When the waste heaps are out of sight: Anastasiia’s story of life far from home and the hope of return
Anastasiia has had to flee the war twice – first in 2015, when she moved from her native Donetsk to Pokrovsk. The second time was in 2022, when she sought safety a thousand kilometers away in western Ukraine.

“I remember May 26, 2014, very well. I was walking from school to a friend’s house when I saw military helicopters in the sky. At that moment, I felt that something had changed, that my childhood had effectively ended,” she says.
Then 17, Anastasiia planned to attend the National Technical University in her native Donetsk. To her, it was the only city she could ever truly call home — a place where she knew every street, adored its millions of roses, and had become a passionate football fan. She could never have imagined that a time would come when she would see it for the last time.

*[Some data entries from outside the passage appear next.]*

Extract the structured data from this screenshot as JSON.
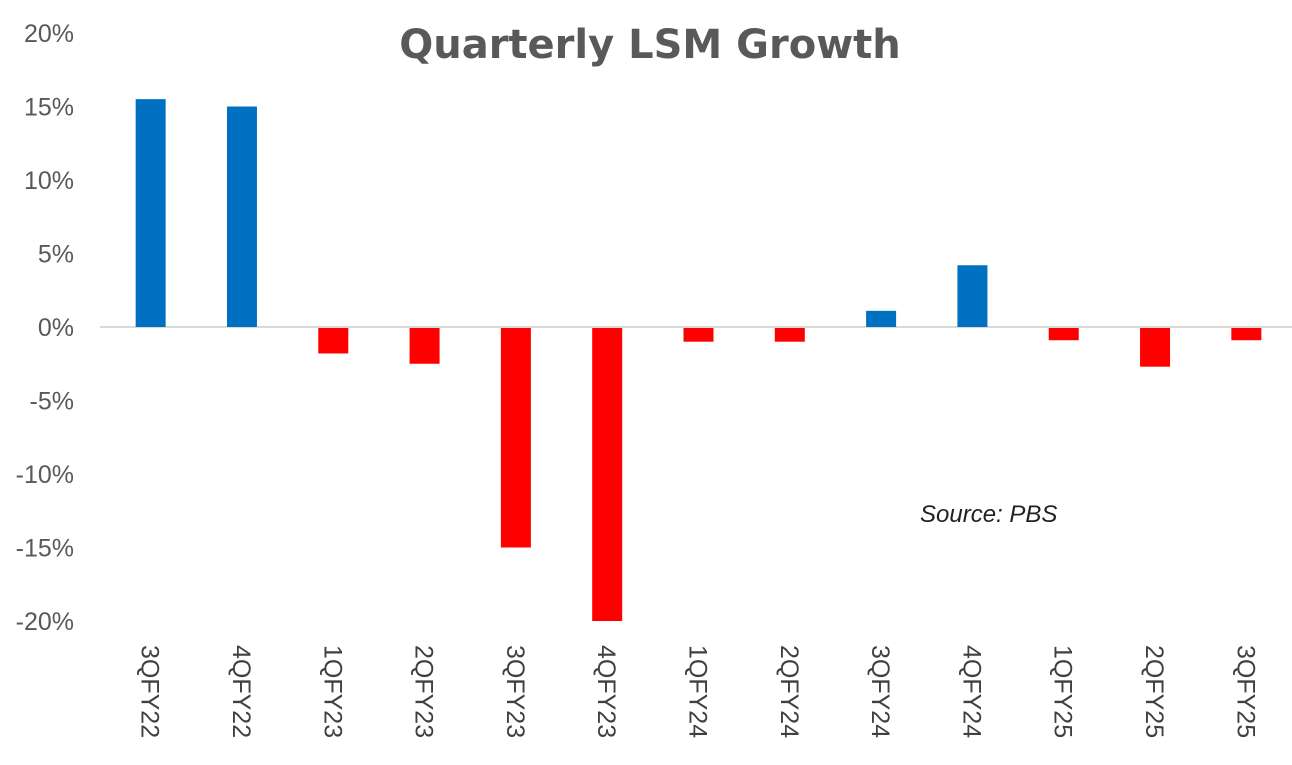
{
  "chart_data": {
    "type": "bar",
    "title": "Quarterly LSM Growth",
    "annotation": "Source: PBS",
    "categories": [
      "3QFY22",
      "4QFY22",
      "1QFY23",
      "2QFY23",
      "3QFY23",
      "4QFY23",
      "1QFY24",
      "2QFY24",
      "3QFY24",
      "4QFY24",
      "1QFY25",
      "2QFY25",
      "3QFY25"
    ],
    "values": [
      15.5,
      15.0,
      -1.8,
      -2.5,
      -15.0,
      -20.0,
      -1.0,
      -1.0,
      1.1,
      4.2,
      -0.9,
      -2.7,
      -0.9
    ],
    "ylim": [
      -20,
      20
    ],
    "yticks": [
      20,
      15,
      10,
      5,
      0,
      -5,
      -10,
      -15,
      -20
    ],
    "ytick_labels": [
      "20%",
      "15%",
      "10%",
      "5%",
      "0%",
      "-5%",
      "-10%",
      "-15%",
      "-20%"
    ],
    "xlabel": "",
    "ylabel": "",
    "grid": false,
    "legend": "none",
    "colors": {
      "positive": "#0070C0",
      "negative": "#FF0000",
      "zero_line": "#D9D9D9"
    }
  }
}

The Russian occupation shifted the high school graduate’s dream. The university was evacuated to Pokrovsk, and Anastasiia followed.
“In April 2022, I had to move again with the university, this time to Lutsk. I lived there for two years, and then, along with the university, we were evacuated again to the Lviv region, to Drohobych. It wasn’t just a single move, but a long journey of constant forced displacement. First Donetsk, then Pokrovsk, then Lutsk, and Drohobych. Eventually, I started working at the university and simultaneously joined the Rokada team,” Anastasiia says.

The feeling of home is when loved ones are near, when you always wait for the New Year holidays, and when you count the days until the beginning of summer to rest at the sea, she says.
“We had our own traditions that held us together. For the New Year holidays, we visited family in the region: the preparations, bags of gifts, the road, and conversations about who cooked what and at whose place we were gathering that year. Remembering these moments now is very painful, yet very heartwarming at the same time,” Anastasiia shares.
Now in Drohobych, with a daily view of the Carpathian Mountains, she sometimes imagines them to be her native Donetsk waste heaps.
“Before, the waste heaps were just something familiar and ordinary. But now, when I look at the mountains, I involuntarily remember them. To some, a waste heap is just an industrial landscape, but to me, it is part of my homeland, its character, and its skyline. They remind me of Donetsk, the road home, the vast expanses of the East, and the life that remains in my memory,” she reflects.

Most of all, Anastasiia Labuzova, like millions of other Ukrainians, dreams of victory and of a time when those forced to flee their homes will have the chance to reconnect with their roots.
“I don’t know what returning after victory will look like, but I know for sure: the connection to home never disappears, even when years, kilometers, and war stand between you and your native city. After everything we’ve been through, you value people, not things, the most. Family, support, the ability to stay in touch, simple conversations, and shared memories,” she notes.